Redevelopment On the Chopping Block

The City Council and Redevelopment meeting of Feb. 22 was historic, and while the state still has not yet legislated the end of redevelopment, Culver City has done all the housework to prepare for the change.

In a nearly empty chamber, vote after vote easily passed in a final re-orchestration of projects and funds to finance them. Council members Jeff Cooper, Mehaul O’Leary, Andy Weissman and Scott Malsin were in accord with Mayor Chris Armenta, and each item on the agenda cleared five “ayes” without hesitation. Armenta commented if there were ever an agenda that covered the idea of redevelopment completely, this was it.

Governor Jerry Brown is still adamant about using statewide redevelopment money to help close the budget gap in Sacramento. A majority of legislators in the Senate and Assembly budget committees voted on Friday Feb. 18  to support proposals to raid redevelopment funds (Assembly Budget Committee) or abolish redevelopment altogether (Senate Budget Committee). Members in both committees voted on these proposals even though there is no actual bill language. More than one month after Brown proposed to abolish redevelopment, bill language still has not been introduced.

Brown and Democratic legislators say they’re willing to compromise if a deal can be reached to gain the state $1.7 billion this year, but Culver City is making sure that if redevelopment is eliminated, the city can still move forward.

“The time is short, the door is open, but it won’t stay that way for long,” Assembly Budget Committee Chairman Bob Blumenfield (D-Woodland Hills) declared Friday, Feb. 18.

Chris McKenzie, the executive director of the League of California Cities, noted that Proposition 22, approved overwhelmingly by voters in November, specifically prohibits the state from seizing redevelopment funds. “It’s clearly an illegal proposal,” he says.

Critics often point out that redevelopment tax subsidies are a bonus to private developers, and that those who can afford to invest a few million in real estate development should not be getting more funds from the smaller commercial interests in a community. In Culver City it is obvious- in many places visually obvious- that many redevelopment projects are beneficial. The issue is whether state and local governments can afford to keep adding more of them when every other public service needed for a healthy community ( public schools, parks, fire and police departments and infrastructure maintenance) is being cut.

With the state budget deficit currently around $25 billion, California has the worst bond rating of any state. Compromise is still possible, but the clock is ticking.

What will this mean for Culver City ?

One key element was the approval of a $1.8 million annual payment to the school district, ensuring that the redevelopment monies currently scheduled for the district would continue uninterrupted. City Clerk Martin Cole offered the council that he had met with both school board members and district officials, who were said to be relieved to able to rely on the city, and not the state, to be making that payment.

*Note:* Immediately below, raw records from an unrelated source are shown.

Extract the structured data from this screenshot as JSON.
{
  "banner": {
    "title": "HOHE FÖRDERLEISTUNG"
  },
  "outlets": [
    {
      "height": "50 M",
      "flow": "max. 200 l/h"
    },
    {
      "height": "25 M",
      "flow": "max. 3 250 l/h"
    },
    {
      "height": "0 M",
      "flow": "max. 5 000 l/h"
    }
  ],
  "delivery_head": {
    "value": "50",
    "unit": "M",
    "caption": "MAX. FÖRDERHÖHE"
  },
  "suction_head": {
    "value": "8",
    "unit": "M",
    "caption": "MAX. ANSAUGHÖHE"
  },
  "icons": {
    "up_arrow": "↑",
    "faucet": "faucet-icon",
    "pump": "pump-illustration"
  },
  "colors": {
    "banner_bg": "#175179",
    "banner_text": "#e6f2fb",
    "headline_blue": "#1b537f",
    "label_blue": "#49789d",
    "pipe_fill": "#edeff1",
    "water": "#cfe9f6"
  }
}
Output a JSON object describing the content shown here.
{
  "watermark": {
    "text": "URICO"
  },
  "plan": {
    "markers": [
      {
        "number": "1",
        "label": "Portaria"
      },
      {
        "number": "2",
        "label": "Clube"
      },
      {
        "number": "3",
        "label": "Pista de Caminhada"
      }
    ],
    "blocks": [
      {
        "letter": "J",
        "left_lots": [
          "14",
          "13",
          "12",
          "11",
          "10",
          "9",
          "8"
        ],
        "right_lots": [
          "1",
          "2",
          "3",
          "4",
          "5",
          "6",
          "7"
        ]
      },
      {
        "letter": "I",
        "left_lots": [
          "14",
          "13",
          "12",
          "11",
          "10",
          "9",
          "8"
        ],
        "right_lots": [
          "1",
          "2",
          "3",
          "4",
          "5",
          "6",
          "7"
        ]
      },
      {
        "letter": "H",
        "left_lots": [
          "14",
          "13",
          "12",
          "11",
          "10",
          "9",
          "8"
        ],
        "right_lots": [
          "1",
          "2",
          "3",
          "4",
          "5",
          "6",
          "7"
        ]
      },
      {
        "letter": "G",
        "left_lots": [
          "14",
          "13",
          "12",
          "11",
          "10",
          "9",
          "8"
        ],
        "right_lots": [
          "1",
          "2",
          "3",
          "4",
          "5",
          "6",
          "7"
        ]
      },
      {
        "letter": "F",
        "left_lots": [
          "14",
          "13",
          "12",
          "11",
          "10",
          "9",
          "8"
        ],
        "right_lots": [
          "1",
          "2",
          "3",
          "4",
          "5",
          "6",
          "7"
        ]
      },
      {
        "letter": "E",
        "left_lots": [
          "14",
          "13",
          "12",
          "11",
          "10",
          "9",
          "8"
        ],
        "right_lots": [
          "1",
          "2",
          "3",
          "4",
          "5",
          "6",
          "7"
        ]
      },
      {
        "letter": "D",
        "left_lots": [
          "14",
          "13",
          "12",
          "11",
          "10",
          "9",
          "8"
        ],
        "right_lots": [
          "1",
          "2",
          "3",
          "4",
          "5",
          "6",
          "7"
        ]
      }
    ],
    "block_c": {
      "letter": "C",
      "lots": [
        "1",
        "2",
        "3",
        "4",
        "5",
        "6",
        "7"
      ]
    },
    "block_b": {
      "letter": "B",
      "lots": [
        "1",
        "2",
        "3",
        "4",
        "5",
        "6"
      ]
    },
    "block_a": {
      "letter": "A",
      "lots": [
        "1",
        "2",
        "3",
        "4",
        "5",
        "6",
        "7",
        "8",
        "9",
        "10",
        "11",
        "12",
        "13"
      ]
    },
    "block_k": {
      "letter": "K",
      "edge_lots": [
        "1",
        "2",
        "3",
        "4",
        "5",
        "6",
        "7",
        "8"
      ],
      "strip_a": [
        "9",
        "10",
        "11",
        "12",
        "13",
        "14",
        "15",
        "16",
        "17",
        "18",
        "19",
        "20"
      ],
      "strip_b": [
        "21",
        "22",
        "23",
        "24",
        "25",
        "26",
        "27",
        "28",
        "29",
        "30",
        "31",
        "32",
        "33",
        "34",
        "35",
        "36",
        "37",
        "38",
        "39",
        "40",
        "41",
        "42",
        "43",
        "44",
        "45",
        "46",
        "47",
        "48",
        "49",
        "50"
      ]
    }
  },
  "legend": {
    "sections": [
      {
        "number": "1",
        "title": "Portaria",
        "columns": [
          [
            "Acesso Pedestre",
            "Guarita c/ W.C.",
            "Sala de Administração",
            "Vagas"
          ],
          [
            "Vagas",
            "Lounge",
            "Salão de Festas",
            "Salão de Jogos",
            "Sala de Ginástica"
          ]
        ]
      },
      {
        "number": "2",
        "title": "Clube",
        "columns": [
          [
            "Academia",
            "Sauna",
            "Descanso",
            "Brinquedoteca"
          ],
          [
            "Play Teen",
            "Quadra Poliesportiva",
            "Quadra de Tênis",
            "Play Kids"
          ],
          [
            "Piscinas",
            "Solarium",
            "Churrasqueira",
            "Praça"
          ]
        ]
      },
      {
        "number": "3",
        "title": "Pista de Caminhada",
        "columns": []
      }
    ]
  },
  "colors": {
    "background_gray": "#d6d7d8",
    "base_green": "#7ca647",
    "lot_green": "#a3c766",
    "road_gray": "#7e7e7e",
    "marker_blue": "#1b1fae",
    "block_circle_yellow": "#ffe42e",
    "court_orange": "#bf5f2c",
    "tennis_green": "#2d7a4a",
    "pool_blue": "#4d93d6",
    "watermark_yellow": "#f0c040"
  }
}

Council and Agency member Scott Malsin offered that  “The efforts of the Culver City Redevelopment Agency have kept our property values strong, created innumerable jobs, and made our community a better place to live. We have used the agency to strengthen our local economy and provide a solid tax base to fund city operations for years to come.” Should the state end redevelopment, the shape of local government will change, but the meetings of the last two weeks will keep funds available so the projects can move ahead.

Last week, at a special meeting on Thursday, Feb. 17, the council and agency authorizedthe issuance and sale of $50 million in tax allocation bonds to allow the city to take over projects from the agency with secure funding. According to Malsin, “We decided it was necessary to issue these bonds so that we can continue to do that good work. Although the Governor’s shortsighted proposal to eliminate redevelopment agencies would terminate the ongoing revenue stream from local commercial property taxes that we have used for 30 years to transform Culver City for the better, the state cannot rob us of the ability to repay debt once it has been issued. So, even though the financial resources the bond will provide are far below what we would otherwise have at our disposal, they should permit us to complete some critical projects we have been working on for years.”